Leben mit dem Erbe der Sowjetunion

 

Usbekistan, vormals Republik der Sowjetunion, ist seit 1991 ein unabhängiger Staat. Das Land hat rund 23 Millionen Einwohner und ist etwa so groß wie Schweden. Präsident Islam Karimov, früher KP-Chef der usbekischen Republik, regiert mit diktatorischen Vollmachten. Zur Sowjetzeit diente Zentralasien als wichtigster Lieferant für Baumwolle.
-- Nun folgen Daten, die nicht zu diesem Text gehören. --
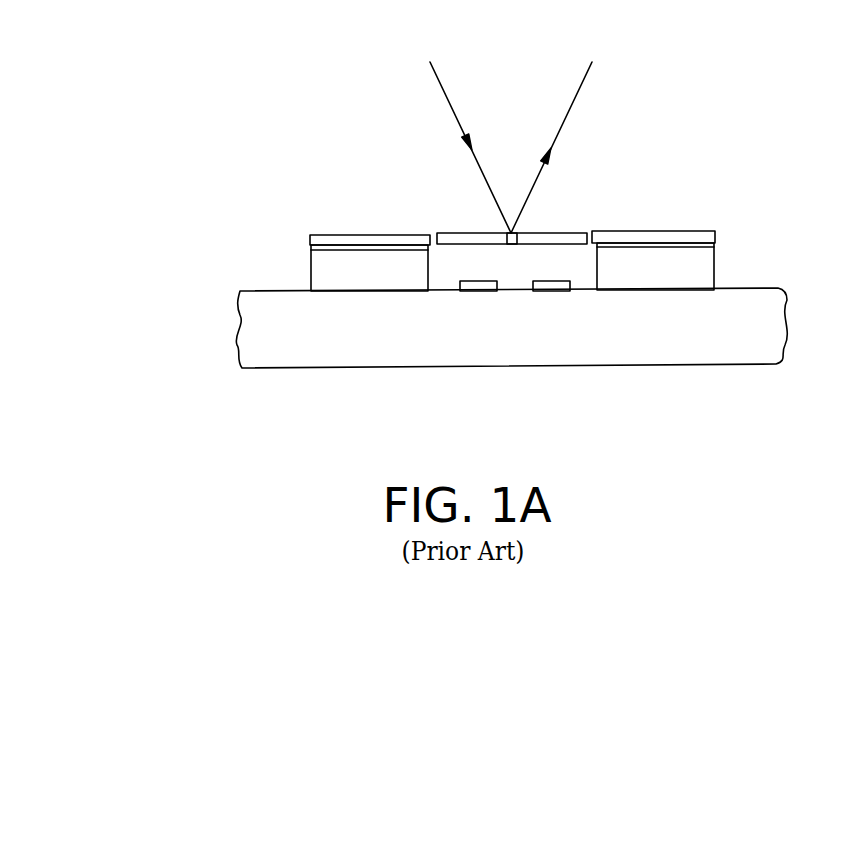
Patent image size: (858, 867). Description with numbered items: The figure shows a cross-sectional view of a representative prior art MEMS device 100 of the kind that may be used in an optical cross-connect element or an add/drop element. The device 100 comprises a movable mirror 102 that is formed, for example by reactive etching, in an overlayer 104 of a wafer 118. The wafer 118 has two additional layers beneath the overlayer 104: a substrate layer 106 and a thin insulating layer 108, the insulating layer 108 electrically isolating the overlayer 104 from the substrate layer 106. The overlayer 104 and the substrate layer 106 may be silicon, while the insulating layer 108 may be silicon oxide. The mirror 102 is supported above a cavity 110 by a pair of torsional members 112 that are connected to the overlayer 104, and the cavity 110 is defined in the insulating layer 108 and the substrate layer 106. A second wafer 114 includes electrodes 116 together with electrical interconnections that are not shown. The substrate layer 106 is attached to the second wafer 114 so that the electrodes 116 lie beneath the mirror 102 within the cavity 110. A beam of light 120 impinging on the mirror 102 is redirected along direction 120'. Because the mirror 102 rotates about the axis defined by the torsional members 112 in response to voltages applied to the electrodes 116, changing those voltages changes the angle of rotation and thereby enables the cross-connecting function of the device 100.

The MEMS device 100 is at (328, 433).
The movable mirror 102 is at (526, 173).
The overlayer 104 is at (340, 235).
The substrate layer 106 is at (705, 265).
The thin insulating layer 108 is at (715, 242).
The cavity 110 is at (567, 258).
The torsional members 112 is at (512, 232).
The second wafer 114 is at (685, 348).
The electrodes 116 is at (483, 287).
The wafer 118 is at (297, 239).
The beam of light 120 is at (456, 133).
The direction 120' is at (565, 133).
Umfangreiche Bewässerungssysteme und eine extreme Überfrachtung mit Pestiziden und Kunstdünger haben das ökologische Gleichgewicht am Aralsee ruiniert, vor allem in der usbekischen Teilrepublik Karakalpakstan, aber auch in Teilen des benachbarten Turkmenistans und in Kasachstan. Usbekistan muß heute Grundnahrungsmittel importieren. Der Aralsee schrumpfte seit Mitte der 70 Jahre auf etwa ein Drittel seiner ursprünglichen Fläche. Seine einst rund 40 Fischarten sind wegen des zu hohen Salzgehaltes komplett ausgestorben. Baumwolle indes blieb auch nach der Unabhängigkeit die Haupt-Devisenquelle des Landes, Usbekistan ist derzeit der fünftgrößte Produzent der Welt.